Instructors. Aaron King and Edward Ionides
Open to PhD and Masters students. Suitably prepared undergraduates may be admitted with instructor permission.
Thu 1:00-2:30, location to be decided.
Description. Statistics plays a critical role in scientific investigation, enabling rigorous confrontation between hypothesis and data. Hypotheses may take the form of stochastic mechanistic models, and bringing such models into contact with data in a statistically efficient manner remains a cutting-edge challenge. New data types add to the challenge. In particular, biologists now commonly seek to extract information on disease transmission from virus genomes sampled from infected individuals: this is the subject of phylodynamics. In this course, we will examine existing phylodynamic inference methods and identify research opportunities for contributions to phylodynamic methodology. To this end, we will study the necessary background on inference for stochastic processes, evolutionary biology and epidemiology.
Course structure. The classroom is flipped: each week, we study a paper in class with an expectation (from class #2 onward) that everyone comes to class having read the paper and ready to discuss it, equipped with at least one question for the group to discuss. The last weeks of the class will move on to a group data analysis project, using the data, models, and methods covered in class.
Grading. This is a 1.5 credit course, meeting once a week throughout the semester. Grades will be based on attendance and participation.
Syllabus. The following schedule may be updated as the course proceeds.

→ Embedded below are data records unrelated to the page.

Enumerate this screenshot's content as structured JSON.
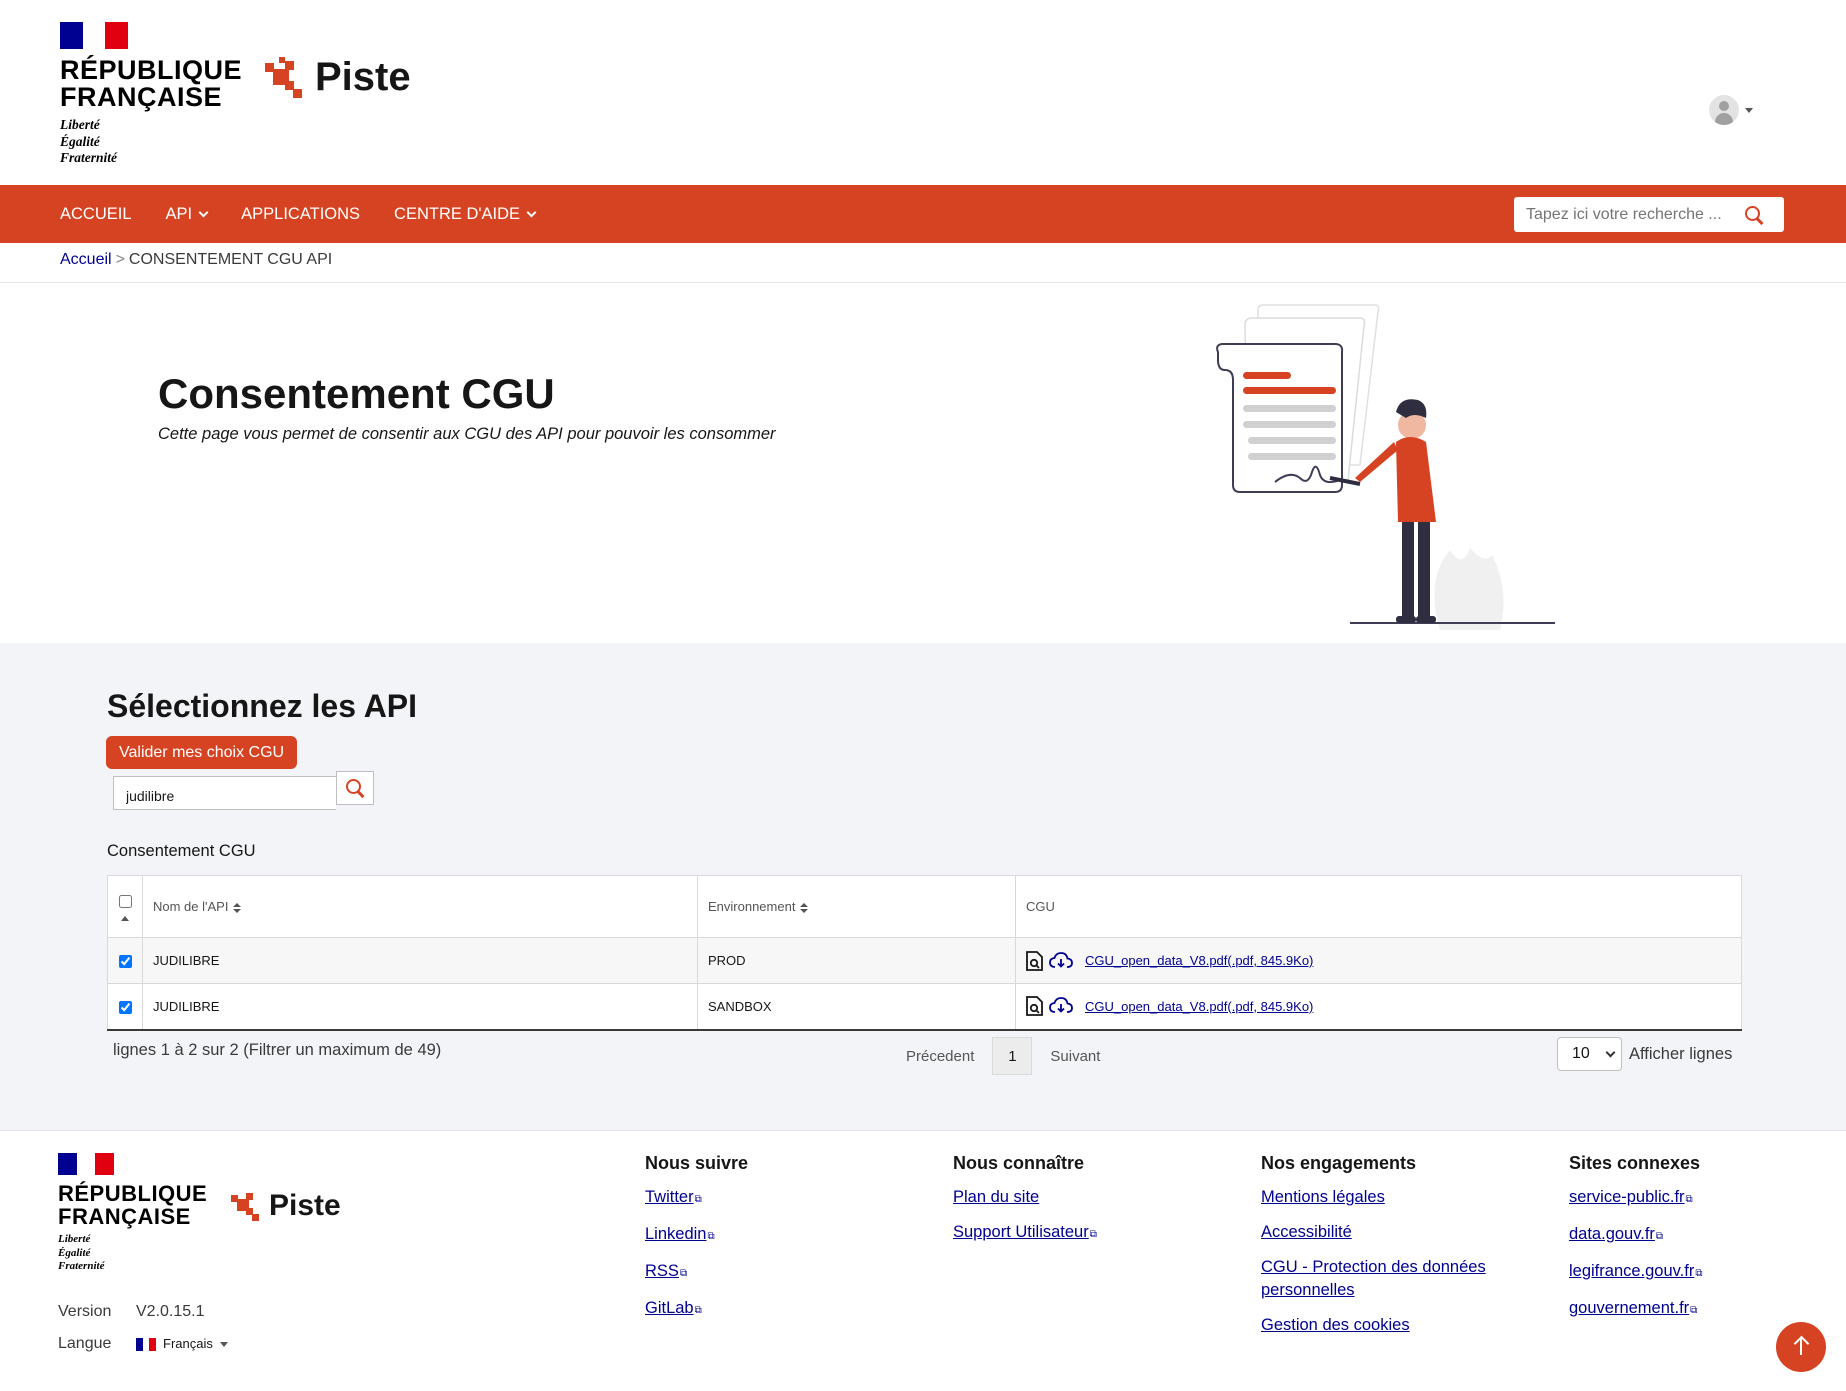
{
  "colors": {
    "accent": "#d64322",
    "link": "#000091",
    "section_bg": "#f3f4f7"
  },
  "header": {
    "republique": [
      "RÉPUBLIQUE",
      "FRANÇAISE"
    ],
    "motto": [
      "Liberté",
      "Égalité",
      "Fraternité"
    ],
    "brand": "Piste",
    "user_icon": "user-avatar-icon"
  },
  "nav": {
    "items": [
      {
        "label": "ACCUEIL",
        "dropdown": false
      },
      {
        "label": "API",
        "dropdown": true
      },
      {
        "label": "APPLICATIONS",
        "dropdown": false
      },
      {
        "label": "CENTRE D'AIDE",
        "dropdown": true
      }
    ],
    "search_placeholder": "Tapez ici votre recherche ..."
  },
  "breadcrumb": {
    "home": "Accueil",
    "separator": ">",
    "current": "CONSENTEMENT CGU API"
  },
  "hero": {
    "title": "Consentement CGU",
    "subtitle": "Cette page vous permet de consentir aux CGU des API pour pouvoir les consommer"
  },
  "selection": {
    "title": "Sélectionnez les API",
    "validate_button": "Valider mes choix CGU",
    "filter_value": "judilibre",
    "table_caption": "Consentement CGU",
    "columns": [
      "Nom de l'API",
      "Environnement",
      "CGU"
    ],
    "rows": [
      {
        "checked": true,
        "name": "JUDILIBRE",
        "env": "PROD",
        "cgu": "CGU_open_data_V8.pdf(.pdf, 845.9Ko)"
      },
      {
        "checked": true,
        "name": "JUDILIBRE",
        "env": "SANDBOX",
        "cgu": "CGU_open_data_V8.pdf(.pdf, 845.9Ko)"
      }
    ],
    "pagination": {
      "info": "lignes 1 à 2 sur 2 (Filtrer un maximum de 49)",
      "previous": "Précedent",
      "current_page": "1",
      "next": "Suivant",
      "page_size": "10",
      "page_size_label": "Afficher lignes"
    }
  },
  "footer": {
    "brand": "Piste",
    "version_label": "Version",
    "version": "V2.0.15.1",
    "language_label": "Langue",
    "language": "Français",
    "columns": [
      {
        "title": "Nous suivre",
        "links": [
          "Twitter",
          "Linkedin",
          "RSS",
          "GitLab"
        ]
      },
      {
        "title": "Nous connaître",
        "links": [
          "Plan du site",
          "Support Utilisateur"
        ]
      },
      {
        "title": "Nos engagements",
        "links": [
          "Mentions légales",
          "Accessibilité",
          "CGU - Protection des données personnelles",
          "Gestion des cookies"
        ]
      },
      {
        "title": "Sites connexes",
        "links": [
          "service-public.fr",
          "data.gouv.fr",
          "legifrance.gouv.fr",
          "gouvernement.fr"
        ]
      }
    ]
  }
}
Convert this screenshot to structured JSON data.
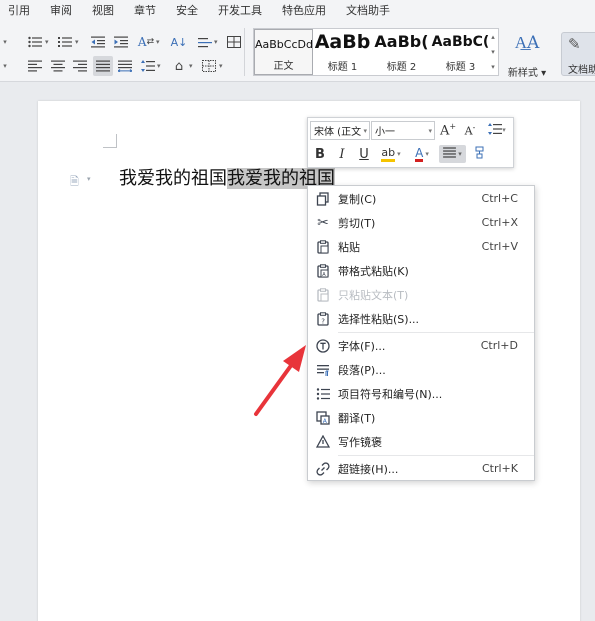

[Presented as introduction in the first class] Grenfell, B. T., Pybus, O. G., Gog, J. R., Wood, J. L., Daly, J. M., Mumford, J. A., & Holmes, E. C. (2004). Unifying the epidemiological and evolutionary dynamics of pathogens. Science, 303(5656), 327-332. https://doi.org/10.1126/science.1090727
Kingman, J. F. C. (1982). The coalescent. Stochastic Processes and their Applications, 13(3), 235-248. https://doi.org/10.1016/0304-4149(82)90011-4
Volz, E. M., Kosakovsky Pond, S. L., Ward, M. J., Leigh Brown, A. J., & Frost, S. D. (2009). Phylodynamics of infectious disease epidemics. Genetics, 183(4), 1421-1430. https://doi.org/10.1534/genetics.109.106021
Stadler, T. (2010). Sampling-through-time in birth–death trees. Journal of Theoretical Biology, 267(3), 396-404. https://doi.org/10.1016/j.jtbi.2010.09.010
King, A. A., Lin, Q., & Ionides, E. L. (2022). Markov genealogy processes. Theoretical Population Biology, 143, 77-91. https://doi.org/10.1016/j.tpb.2021.11.003
Volz, E. M., Koelle, K., & Bedford, T. (2013). Viral phylodynamics. PLOS Computational Biology, 9(3), e1002947. https://doi.org/10.1371/journal.pcbi.1002947
Volz, E. M. (2012). Complex population dynamics and the coalescent under neutrality. Genetics, 190(1), 187-201. https://doi.org/10.1534/genetics.111.134627
Vaughan, T. G., & Stadler, T. (2025). Bayesian Phylodynamic Inference of Multitype Population Trajectories Using Genomic Data. Molecular Biology and Evolution, 42(6), msaf130. https://doi.org/10.1093/molbev/msaf130
King, A. A., Lin, Q., & Ionides, E. L. (2025). Exact phylodynamic likelihood via structured Markov genealogy processes. _ArXiv:2405.17032. https://doi.org/10.48550/arXiv.2405.17032
Ki, C., & Terhorst, J. (2022). Variational phylodynamic inference using pandemic-scale data. Molecular Biology and Evolution, 39(8), msac154. https://doi.org/10.1093/molbev/msac154
11-14. Team practicum: one or more groups identify a research project and make several weeks of progress.